Eye For Eye

The EU’s fining of Microsoft is state robbery and follows similar US looting of EU companies. This “cycle of violence” is much more damaging to the global economy than the MidEast cycle, and State should address it quickly before the US dollar is further damaged.

The robbery:

Four months ago, Microsoft surrendered to Brussels. Yesterday came the bill for not capitulating sooner: €899 million, or $1.36 billion, another record fine for the American software giant.

The latest penalty covers a 488-day period when the European Commission says Microsoft wasn’t complying with a 2004 order to share certain software code with rivals on “reasonable” terms. The code allows other firms’ programs to work with Microsoft’s ubiquitous Windows software, which Brussels deems crucial to competition in the industry.

Microsoft has already racked up some $1 billion in fines in the case…

When the case started, Microsoft’s terms for sharing its code included a 2.98% royalty from the revenues of products that used it. In May, it lowered that price to 0.5% within Europe. But Ms. Kroes wasn’t satisfied until Microsoft dropped its price globally to a flat €10,000 charge, which it did in October.

By comparison, even anticorporate activists say a pharmaceutical company should get around 4% of revenues when a government forces it to hand over a drug patent to a generic maker.

So the EU has assumed the right to set Microsoft’s prices and in the process fined it $2.36 billion.

This is just as egregious as the US treatment of the highly respected Dutch company Royal Ahold, which in 2000 acquired a US company and left its management in place – an expensive mistake, because 3 years later (my ellipsis):

“Ahold was forced to restate more than $800 million in earnings after it came to light that U.S. Foodservice executives had inflated promotional rebates from suppliers to meet earnings targets. The scandal caused the parent company’s shares to plunge.”
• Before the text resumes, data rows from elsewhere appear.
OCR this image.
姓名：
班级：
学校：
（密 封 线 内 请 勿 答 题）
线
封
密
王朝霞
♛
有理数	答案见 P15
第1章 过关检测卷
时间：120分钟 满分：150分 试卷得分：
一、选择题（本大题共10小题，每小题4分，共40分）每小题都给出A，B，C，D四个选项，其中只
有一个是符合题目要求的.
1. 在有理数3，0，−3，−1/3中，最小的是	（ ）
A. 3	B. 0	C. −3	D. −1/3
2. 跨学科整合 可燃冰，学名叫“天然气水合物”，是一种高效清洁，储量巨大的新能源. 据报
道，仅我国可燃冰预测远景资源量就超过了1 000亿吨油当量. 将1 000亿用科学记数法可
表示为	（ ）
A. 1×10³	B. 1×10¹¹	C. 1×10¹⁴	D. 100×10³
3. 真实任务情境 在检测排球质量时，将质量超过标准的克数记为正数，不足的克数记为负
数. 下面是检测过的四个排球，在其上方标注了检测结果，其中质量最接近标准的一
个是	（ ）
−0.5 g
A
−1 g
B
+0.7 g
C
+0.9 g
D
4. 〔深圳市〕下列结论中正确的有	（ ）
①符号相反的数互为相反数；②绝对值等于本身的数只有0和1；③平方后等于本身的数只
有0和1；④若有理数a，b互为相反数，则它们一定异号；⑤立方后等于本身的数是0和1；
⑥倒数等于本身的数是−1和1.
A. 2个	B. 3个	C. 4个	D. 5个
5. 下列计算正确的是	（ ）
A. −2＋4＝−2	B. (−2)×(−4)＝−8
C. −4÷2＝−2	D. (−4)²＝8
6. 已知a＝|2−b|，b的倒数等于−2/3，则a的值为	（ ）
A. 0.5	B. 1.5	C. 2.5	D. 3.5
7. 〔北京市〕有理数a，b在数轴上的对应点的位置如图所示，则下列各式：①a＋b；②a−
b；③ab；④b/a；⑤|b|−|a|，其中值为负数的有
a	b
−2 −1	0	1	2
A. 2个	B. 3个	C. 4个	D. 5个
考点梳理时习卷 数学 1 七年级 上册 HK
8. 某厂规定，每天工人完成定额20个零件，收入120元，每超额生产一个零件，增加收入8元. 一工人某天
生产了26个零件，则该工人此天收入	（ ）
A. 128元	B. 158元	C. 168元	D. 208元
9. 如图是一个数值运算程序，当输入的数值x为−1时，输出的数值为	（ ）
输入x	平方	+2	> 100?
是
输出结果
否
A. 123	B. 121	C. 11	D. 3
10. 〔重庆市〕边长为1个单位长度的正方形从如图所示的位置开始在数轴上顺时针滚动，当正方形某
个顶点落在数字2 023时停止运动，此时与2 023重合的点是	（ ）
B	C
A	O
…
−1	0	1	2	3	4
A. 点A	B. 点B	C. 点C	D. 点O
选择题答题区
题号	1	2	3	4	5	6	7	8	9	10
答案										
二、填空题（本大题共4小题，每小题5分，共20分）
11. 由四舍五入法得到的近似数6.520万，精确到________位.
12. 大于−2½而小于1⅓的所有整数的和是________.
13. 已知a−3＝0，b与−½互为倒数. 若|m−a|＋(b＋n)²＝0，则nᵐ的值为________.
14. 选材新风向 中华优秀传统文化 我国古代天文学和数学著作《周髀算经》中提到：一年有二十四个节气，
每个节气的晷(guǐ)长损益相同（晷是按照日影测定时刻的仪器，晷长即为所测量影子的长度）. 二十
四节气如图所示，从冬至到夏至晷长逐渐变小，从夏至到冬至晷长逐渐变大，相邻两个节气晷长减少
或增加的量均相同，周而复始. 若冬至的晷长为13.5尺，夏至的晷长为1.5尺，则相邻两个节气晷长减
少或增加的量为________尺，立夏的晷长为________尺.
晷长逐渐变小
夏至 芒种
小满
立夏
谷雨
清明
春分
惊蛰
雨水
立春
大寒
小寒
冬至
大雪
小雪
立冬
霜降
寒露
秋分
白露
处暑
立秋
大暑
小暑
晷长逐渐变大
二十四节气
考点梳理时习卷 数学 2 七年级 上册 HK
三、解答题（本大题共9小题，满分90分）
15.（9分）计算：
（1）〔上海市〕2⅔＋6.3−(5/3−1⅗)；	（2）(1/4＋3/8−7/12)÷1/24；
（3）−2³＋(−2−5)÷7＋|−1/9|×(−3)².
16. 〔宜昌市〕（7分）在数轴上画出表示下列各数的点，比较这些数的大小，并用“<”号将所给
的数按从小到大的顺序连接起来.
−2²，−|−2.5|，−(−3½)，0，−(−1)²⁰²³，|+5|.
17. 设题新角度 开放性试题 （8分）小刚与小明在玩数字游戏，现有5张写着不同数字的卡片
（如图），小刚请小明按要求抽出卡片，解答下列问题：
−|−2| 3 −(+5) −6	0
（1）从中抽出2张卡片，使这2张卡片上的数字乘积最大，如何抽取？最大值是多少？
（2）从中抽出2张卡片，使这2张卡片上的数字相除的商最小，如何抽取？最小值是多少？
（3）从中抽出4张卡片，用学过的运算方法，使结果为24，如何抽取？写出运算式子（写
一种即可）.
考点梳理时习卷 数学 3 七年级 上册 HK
“Ahold settled with the Securities and Exchange Commission (in 2005) and agreed to pay $1.1 billion to resolve shareholder lawsuits.”

Ahold then sold Foodservice at a profit, de-listed from the NYSE, and runs its US store chains from the Netherlands.

Now only the bravest European companies buy US enterprises, and that’s cut demand for US assets, weakening the dollar (although there are other reasons for the weakness). Plus the EU is getting even.

Crimping of trade between the world’s two largest trading areas is clearly bad for both, and if it continues will lead to an outright trade war.

And that will be vastly more damaging than the Mideast conflict.